Enantioselectivity in the phytotoxicity of herbicide imazethapyr.

Chiral compounds usually behave enantioselectively in phyto-biochemical processes. With the increasing application of chiral herbicides, their enantioselective phytotoxicity to plants merits further study, and little information is available in this area. The purpose of this study was to examine the enantioselective phytotoxicity of the herbicide imazethapyr (IM) on the roots of maize (Zea mays L.) seedlings. Enantiomers of IM were separated by HPLC, and their absolute configurations were confirmed as S-(+)-IM and R-(-)-IM by the octant rule. Plant growth measurements and morphological, microscopic, and ultrastructural observations were conducted after treatment with individual IM enantiomers and the racemate. Observations of root morphology showed that the root diameter significantly increased, whereas the root volume, surface area, and number of root tips decreased significantly.
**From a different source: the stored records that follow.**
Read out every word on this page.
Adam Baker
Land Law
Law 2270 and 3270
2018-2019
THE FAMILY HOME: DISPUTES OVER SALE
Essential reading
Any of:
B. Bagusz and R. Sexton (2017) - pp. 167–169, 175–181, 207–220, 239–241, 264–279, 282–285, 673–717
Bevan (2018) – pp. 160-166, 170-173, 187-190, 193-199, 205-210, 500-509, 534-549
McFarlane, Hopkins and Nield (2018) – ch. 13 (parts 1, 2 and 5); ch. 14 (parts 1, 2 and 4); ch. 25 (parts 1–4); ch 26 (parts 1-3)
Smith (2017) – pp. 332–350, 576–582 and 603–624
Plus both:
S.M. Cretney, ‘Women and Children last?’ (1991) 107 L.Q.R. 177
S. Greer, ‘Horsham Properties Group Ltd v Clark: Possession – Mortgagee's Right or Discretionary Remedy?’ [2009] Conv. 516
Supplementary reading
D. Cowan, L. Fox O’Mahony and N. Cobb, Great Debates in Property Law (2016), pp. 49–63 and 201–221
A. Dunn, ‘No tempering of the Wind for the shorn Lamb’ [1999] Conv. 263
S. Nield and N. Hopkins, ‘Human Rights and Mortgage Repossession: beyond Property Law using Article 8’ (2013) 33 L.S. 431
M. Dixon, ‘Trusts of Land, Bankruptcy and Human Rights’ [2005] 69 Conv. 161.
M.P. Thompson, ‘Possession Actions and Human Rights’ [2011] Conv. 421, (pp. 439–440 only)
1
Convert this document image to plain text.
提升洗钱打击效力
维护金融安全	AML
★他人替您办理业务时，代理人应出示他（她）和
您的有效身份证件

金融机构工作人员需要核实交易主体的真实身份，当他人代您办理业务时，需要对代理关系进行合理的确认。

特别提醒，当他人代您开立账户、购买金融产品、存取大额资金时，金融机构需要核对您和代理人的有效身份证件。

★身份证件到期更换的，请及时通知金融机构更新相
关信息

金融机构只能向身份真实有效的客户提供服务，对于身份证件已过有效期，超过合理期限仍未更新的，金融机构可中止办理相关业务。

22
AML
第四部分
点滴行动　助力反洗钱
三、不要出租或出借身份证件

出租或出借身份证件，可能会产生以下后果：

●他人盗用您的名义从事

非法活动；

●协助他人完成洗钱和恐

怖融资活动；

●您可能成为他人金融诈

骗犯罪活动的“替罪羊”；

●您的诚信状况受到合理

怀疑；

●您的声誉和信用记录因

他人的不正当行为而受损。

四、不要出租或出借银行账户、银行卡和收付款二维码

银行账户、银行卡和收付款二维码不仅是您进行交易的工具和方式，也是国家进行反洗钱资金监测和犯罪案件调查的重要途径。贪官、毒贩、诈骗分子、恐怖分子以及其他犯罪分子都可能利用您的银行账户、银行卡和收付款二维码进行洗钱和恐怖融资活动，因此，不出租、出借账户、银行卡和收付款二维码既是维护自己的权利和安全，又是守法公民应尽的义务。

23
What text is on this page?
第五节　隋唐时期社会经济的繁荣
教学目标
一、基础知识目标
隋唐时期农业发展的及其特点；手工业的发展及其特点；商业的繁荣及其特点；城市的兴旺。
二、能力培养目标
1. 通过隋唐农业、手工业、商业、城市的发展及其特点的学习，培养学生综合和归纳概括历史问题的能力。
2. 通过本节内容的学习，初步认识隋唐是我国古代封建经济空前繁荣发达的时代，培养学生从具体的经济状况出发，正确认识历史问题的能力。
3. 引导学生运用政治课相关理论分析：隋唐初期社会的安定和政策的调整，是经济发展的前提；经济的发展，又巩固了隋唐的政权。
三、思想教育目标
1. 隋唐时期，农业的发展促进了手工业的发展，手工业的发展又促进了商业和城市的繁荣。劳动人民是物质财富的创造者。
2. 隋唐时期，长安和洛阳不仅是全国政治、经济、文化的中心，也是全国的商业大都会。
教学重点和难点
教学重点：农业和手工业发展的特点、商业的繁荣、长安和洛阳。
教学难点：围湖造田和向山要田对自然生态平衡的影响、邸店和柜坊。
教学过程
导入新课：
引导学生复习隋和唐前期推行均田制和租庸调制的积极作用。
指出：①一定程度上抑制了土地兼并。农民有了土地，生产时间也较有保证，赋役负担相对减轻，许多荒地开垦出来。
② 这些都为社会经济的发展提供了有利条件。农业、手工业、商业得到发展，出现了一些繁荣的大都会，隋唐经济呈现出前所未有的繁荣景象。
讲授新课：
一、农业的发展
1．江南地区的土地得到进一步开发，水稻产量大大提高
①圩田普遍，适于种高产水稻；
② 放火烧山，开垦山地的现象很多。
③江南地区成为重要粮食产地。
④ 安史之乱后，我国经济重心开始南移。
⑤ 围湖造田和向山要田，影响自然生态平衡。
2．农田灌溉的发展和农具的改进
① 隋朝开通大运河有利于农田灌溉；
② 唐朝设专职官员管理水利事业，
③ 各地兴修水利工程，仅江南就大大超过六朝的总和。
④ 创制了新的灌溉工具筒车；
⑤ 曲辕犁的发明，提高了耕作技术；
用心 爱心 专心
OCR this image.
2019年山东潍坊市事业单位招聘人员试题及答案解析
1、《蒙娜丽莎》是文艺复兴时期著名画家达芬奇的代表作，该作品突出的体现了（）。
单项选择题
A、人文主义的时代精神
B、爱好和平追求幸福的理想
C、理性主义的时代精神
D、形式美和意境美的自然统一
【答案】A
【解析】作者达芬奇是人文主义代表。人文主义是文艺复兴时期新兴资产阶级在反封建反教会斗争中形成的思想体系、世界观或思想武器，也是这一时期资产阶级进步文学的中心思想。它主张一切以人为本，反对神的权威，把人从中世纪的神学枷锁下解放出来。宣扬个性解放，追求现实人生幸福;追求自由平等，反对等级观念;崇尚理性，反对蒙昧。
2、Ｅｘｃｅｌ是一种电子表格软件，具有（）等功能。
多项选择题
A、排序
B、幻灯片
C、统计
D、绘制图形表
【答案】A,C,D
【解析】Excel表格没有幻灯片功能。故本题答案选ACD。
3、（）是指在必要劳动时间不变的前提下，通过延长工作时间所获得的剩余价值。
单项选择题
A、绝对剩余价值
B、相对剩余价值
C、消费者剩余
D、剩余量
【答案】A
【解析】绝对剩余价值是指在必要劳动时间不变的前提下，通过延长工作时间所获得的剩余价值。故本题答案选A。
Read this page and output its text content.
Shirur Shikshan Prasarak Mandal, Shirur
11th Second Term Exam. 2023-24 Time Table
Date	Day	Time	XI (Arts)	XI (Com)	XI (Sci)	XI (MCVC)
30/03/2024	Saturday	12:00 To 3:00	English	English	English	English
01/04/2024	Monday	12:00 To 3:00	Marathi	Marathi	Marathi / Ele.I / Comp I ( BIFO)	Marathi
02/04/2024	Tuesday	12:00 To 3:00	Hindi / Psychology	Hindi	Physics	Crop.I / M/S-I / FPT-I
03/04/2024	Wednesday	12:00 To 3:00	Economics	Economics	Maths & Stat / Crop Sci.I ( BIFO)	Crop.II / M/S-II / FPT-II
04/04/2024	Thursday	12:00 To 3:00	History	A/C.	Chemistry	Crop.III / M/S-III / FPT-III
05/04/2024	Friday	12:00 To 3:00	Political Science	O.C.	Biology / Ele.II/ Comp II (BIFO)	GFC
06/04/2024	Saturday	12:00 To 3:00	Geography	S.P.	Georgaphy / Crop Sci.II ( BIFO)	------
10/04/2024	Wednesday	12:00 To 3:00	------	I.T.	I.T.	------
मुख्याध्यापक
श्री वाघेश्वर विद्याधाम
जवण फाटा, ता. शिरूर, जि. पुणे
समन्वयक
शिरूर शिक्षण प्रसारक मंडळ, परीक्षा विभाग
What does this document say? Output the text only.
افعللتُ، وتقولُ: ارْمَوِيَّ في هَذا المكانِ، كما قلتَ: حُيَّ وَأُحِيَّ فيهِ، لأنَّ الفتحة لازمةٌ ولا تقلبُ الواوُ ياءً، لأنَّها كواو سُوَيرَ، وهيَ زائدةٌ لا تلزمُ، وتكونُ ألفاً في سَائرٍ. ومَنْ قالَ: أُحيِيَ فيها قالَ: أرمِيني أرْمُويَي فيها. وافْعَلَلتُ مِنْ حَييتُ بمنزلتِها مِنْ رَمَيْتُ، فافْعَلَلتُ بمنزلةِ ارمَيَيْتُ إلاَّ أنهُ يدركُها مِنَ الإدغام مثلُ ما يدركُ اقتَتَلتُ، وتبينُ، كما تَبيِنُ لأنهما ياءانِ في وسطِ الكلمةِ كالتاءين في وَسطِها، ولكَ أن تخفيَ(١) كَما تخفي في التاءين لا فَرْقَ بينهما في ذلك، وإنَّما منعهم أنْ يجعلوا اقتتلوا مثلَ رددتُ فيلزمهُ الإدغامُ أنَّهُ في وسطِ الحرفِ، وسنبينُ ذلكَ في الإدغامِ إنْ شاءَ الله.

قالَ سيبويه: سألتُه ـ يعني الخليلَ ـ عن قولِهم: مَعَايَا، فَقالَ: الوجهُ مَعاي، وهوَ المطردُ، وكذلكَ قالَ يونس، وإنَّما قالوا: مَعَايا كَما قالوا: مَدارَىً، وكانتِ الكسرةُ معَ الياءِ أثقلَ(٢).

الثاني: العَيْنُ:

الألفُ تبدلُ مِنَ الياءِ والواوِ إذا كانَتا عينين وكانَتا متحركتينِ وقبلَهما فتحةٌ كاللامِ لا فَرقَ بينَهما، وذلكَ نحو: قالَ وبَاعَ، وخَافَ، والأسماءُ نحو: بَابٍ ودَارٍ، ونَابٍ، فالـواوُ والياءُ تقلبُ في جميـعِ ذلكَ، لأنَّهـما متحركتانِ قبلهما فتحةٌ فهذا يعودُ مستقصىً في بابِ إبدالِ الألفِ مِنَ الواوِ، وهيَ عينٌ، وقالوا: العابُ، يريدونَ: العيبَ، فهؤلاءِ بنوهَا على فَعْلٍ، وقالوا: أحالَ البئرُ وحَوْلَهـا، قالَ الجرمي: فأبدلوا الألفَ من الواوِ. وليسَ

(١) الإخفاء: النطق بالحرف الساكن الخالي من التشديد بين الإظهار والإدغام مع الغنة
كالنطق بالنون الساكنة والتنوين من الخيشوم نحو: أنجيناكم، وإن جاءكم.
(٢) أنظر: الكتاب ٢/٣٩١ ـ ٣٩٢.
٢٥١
IM enantiomers selectively damaged root hair growth and significantly reduced the sloughing of border cells from the tips. IM also had adverse effects on cell organelles, such as statocytes, mitochondria, dictyosomes, and endoplasmic reticulum in maize roots. Moreover, cell membranes and cell walls were thicker than usual after IM treatment. All of the results showed the same trend that the R-(-)-IM affected the root growth of maize seedlings more severely than the S-(+)-IM. The inhibition abilities of (+/-)-IM was between S-(+)- and R-(-)-IM. The behavior of the active enantiomer, instead of just the racemate, may have more relevance to the herbicidal effects and ecological safety of IM. Therefore, enantiomeric differences should be considered when evaluating the bioavailability of the herbicide IM.